The araPST gene products show similarities to two-component regulatory systems. However, this cluster is unique because it contains an additional protein, AraP, instead of the usual two components. By using isothermal titration calorimetry (ITC) AraP was shown to have high affinity to L-arabinose (Kd=1/Kb=0.6µM), but failed to bind xylose, D- arabinose, galactose or oligomers of L-arabinose. AraT shows similarity to response regulator proteins and its conserved aspartic acid residue was suggested to be at position 59. In addition, the C-terminus domain resembles DNA binding domains. Gel retardation assay indicates that AraT binds specifically to the promoter region of araEGH, the L-arabinose transport system.

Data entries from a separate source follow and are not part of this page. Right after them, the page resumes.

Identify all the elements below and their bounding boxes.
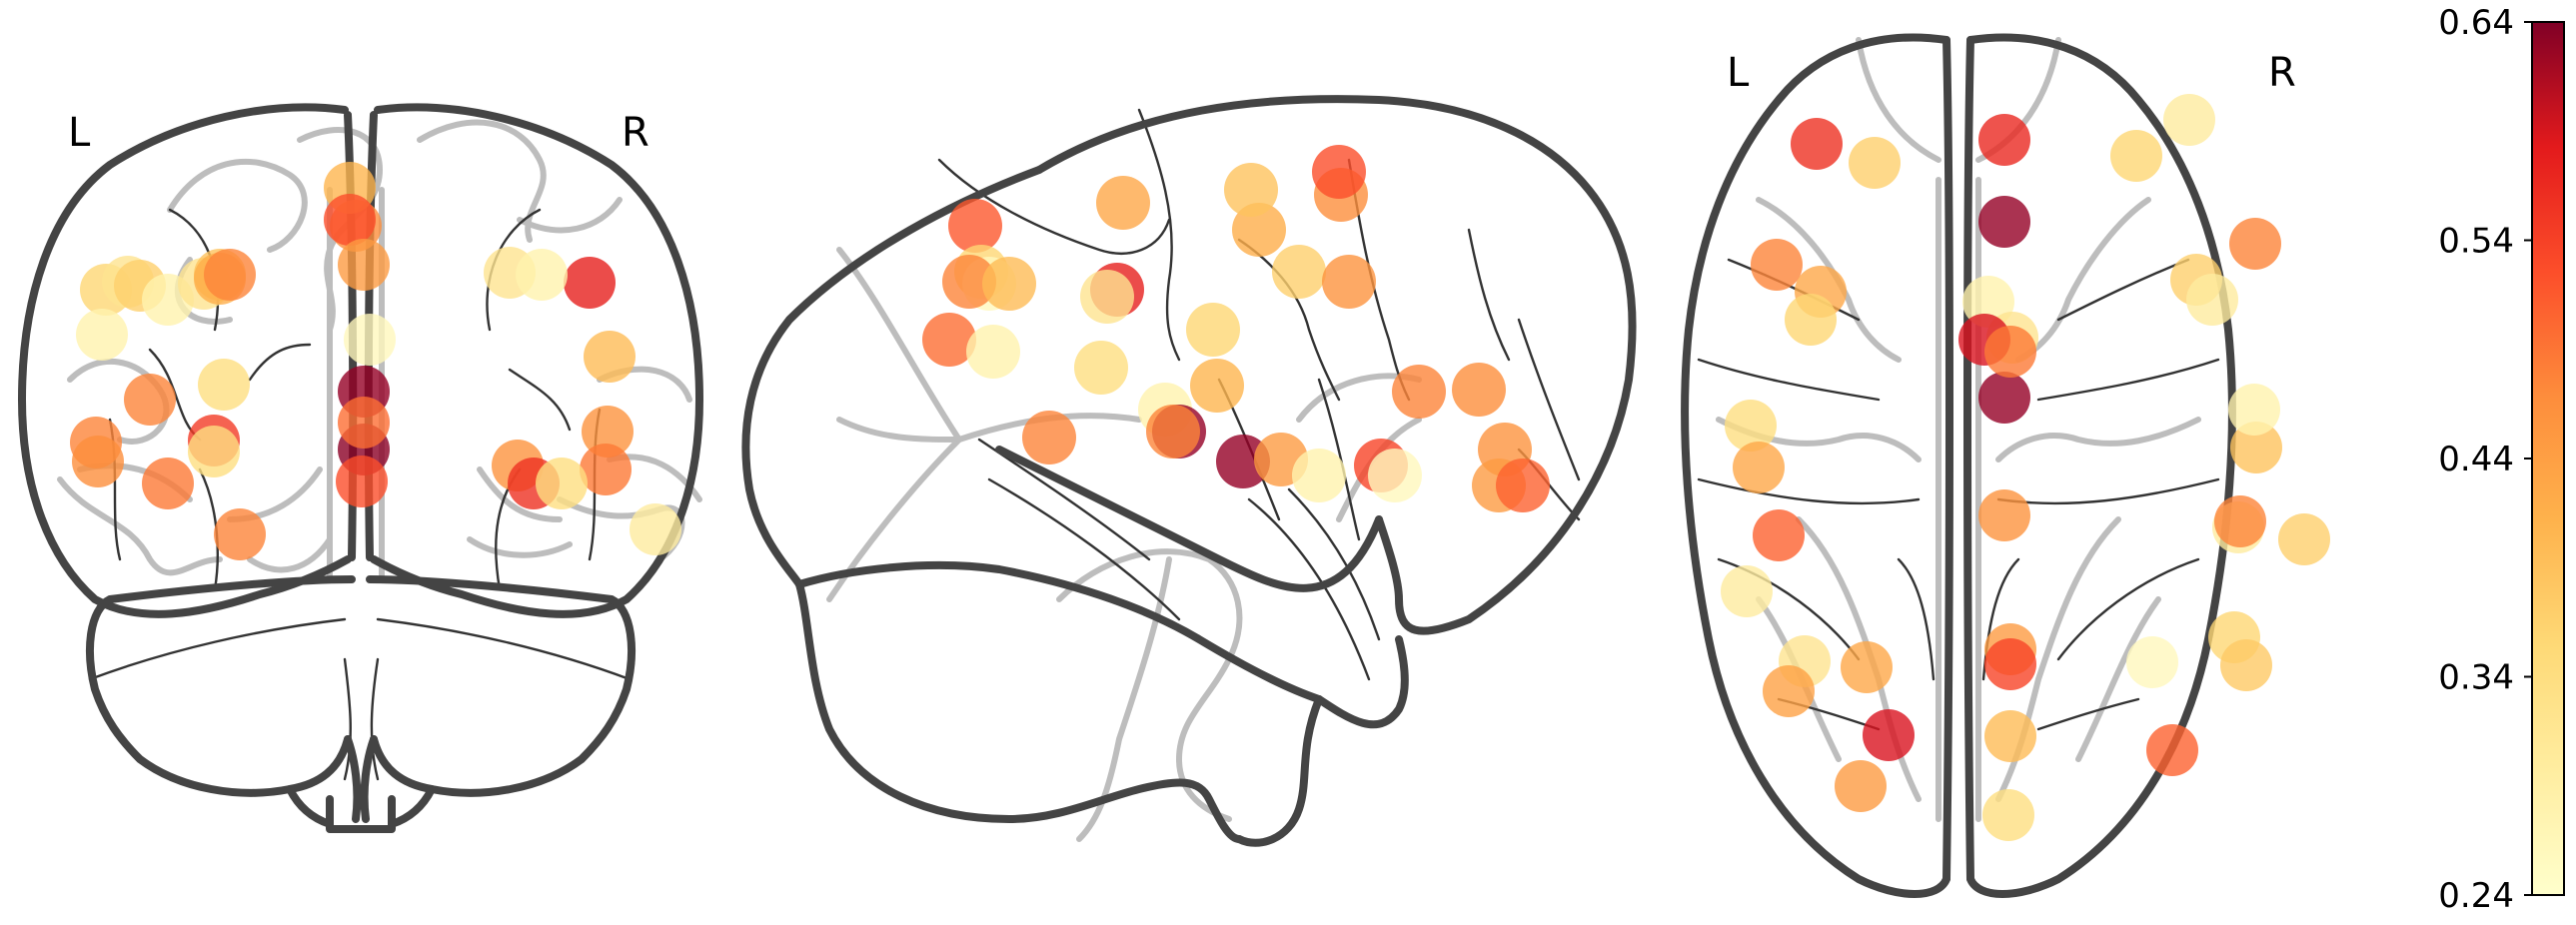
sagittal-node <box>966 325 1020 379</box>
sagittal-node <box>1146 405 1200 459</box>
coronal-node <box>324 194 376 246</box>
sagittal-node <box>1368 449 1422 502</box>
sagittal-node <box>1224 163 1278 217</box>
coronal-node <box>124 374 176 426</box>
axial-node <box>2126 636 2178 688</box>
sagittal-node <box>1496 459 1550 512</box>
coronal-node <box>204 249 256 301</box>
axial-node <box>1984 710 2036 762</box>
axial-left-label: L <box>1727 50 1750 96</box>
sagittal-node <box>948 199 1002 253</box>
coronal-node <box>72 436 124 487</box>
coronal-node <box>338 239 390 291</box>
coronal-node <box>198 359 250 411</box>
axial-node <box>1753 509 1805 561</box>
axial-node <box>2146 724 2198 776</box>
axial-node <box>1751 239 1803 291</box>
axial-node <box>1863 709 1915 761</box>
coronal-outline <box>18 103 703 833</box>
coronal-node <box>76 309 128 361</box>
axial-right-label: R <box>2268 50 2296 96</box>
sagittal-node <box>922 313 976 367</box>
axial-nodes <box>1721 94 2330 841</box>
sagittal-gyri <box>826 247 1422 842</box>
colorbar-ticks: 0.64 0.54 0.44 0.34 0.24 <box>2438 3 2532 916</box>
colorbar-tick-label: 0.44 <box>2438 440 2514 479</box>
coronal-node <box>536 458 588 509</box>
axial-node <box>1978 489 2030 541</box>
axial-node <box>2229 218 2281 270</box>
axial-node <box>2214 495 2266 547</box>
sagittal-node <box>1322 255 1376 309</box>
sagittal-node <box>1080 270 1134 324</box>
colorbar-tick-label: 0.54 <box>2438 222 2514 262</box>
axial-node <box>2110 130 2162 182</box>
sagittal-node <box>1190 359 1244 413</box>
sagittal-node <box>1232 203 1286 257</box>
sagittal-node <box>1074 341 1128 395</box>
axial-node <box>1785 294 1837 346</box>
coronal-node <box>580 444 632 495</box>
sagittal-node <box>1216 435 1270 488</box>
coronal-node <box>584 331 636 383</box>
coronal-node <box>214 508 266 560</box>
axial-node <box>1725 400 1777 452</box>
axial-node <box>1733 442 1785 493</box>
sagittal-nodes <box>922 145 1550 512</box>
colorbar-gradient <box>2531 21 2565 896</box>
coronal-node <box>344 314 396 366</box>
sagittal-node <box>1272 245 1326 299</box>
axial-node <box>1982 789 2034 841</box>
axial-node <box>1978 114 2030 166</box>
coronal-node <box>582 406 634 458</box>
coronal-node <box>516 249 568 301</box>
axial-node <box>1984 326 2036 378</box>
sagittal-node <box>1096 176 1150 230</box>
axial-view: L R <box>1681 33 2330 898</box>
axial-node <box>1849 137 1901 189</box>
axial-node <box>2220 639 2272 691</box>
axial-node <box>1763 665 1815 717</box>
axial-node <box>1841 641 1893 693</box>
axial-outline <box>1681 33 2236 898</box>
sagittal-node <box>1452 363 1506 417</box>
coronal-node <box>142 458 194 509</box>
axial-node <box>1721 565 1773 617</box>
coronal-node <box>336 456 388 507</box>
axial-node <box>1791 118 1843 170</box>
axial-node <box>1835 760 1887 812</box>
sagittal-outline <box>741 95 1637 847</box>
colorbar-tick-label: 0.24 <box>2438 876 2514 916</box>
colorbar-tick-label: 0.34 <box>2438 658 2514 698</box>
axial-node <box>2228 384 2280 436</box>
coronal-node <box>338 397 390 449</box>
sagittal-node <box>1186 303 1240 357</box>
coronal-node <box>630 503 681 555</box>
coronal-node <box>564 257 616 309</box>
axial-node <box>2230 422 2282 473</box>
axial-node <box>2186 274 2238 326</box>
axial-node <box>1984 638 2036 690</box>
colorbar-tick-label: 0.64 <box>2438 3 2514 43</box>
coronal-view: L R <box>18 103 703 833</box>
axial-node <box>2163 94 2215 146</box>
coronal-nodes <box>70 162 681 560</box>
sagittal-node <box>982 257 1036 311</box>
sagittal-node <box>942 255 996 309</box>
coronal-left-label: L <box>68 110 91 156</box>
sagittal-view <box>741 95 1637 847</box>
coronal-node <box>188 426 240 477</box>
sagittal-node <box>1292 449 1346 502</box>
axial-node <box>2278 513 2330 565</box>
colorbar: 0.64 0.54 0.44 0.34 0.24 <box>2438 3 2565 916</box>
axial-node <box>1978 372 2030 424</box>
axial-node <box>1978 196 2030 248</box>
sagittal-node <box>1392 365 1446 419</box>
sagittal-node <box>1022 411 1076 464</box>
sagittal-node <box>1312 145 1366 199</box>
coronal-right-label: R <box>622 110 649 156</box>
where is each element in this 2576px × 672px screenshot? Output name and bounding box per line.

The araJKLMN gene cluster is located between the hemicellulolytic system for arabinan utilization and the hemicellulolytic system for xylan utilization. Real-time RT-PCR assays performed on mRNA samples from cultures grown on glucose, arabinose or xylose as carbon source has shown that the expression of the gene cluster is induced in the presence of L-arabinose and undergoes catabolic repression in the presence of glucose. Amino acid sequence analysis indicates that AraJ and AraM show homology to dehydrogenases, AraK to epimerase and AraL to a phosphatase. AraN did not show any similarities to known proteins. Secondary and tertiary structure analysis of AraN has indicated that it might be a glycoside hydrolase or a glycoside transferase.
AraJ shows 20% identity to an arabinose dehydrogenase from Caulobacter crescentus, which constitutes the first enzyme from an alternative arabinose utilization pathway. Activity assays of AraJ resulted in similar activity to the arabinose dehydrogenase from C. crescentus. It is likely that the gene cluster represents a new alternative pathway for L-arabinose utilization.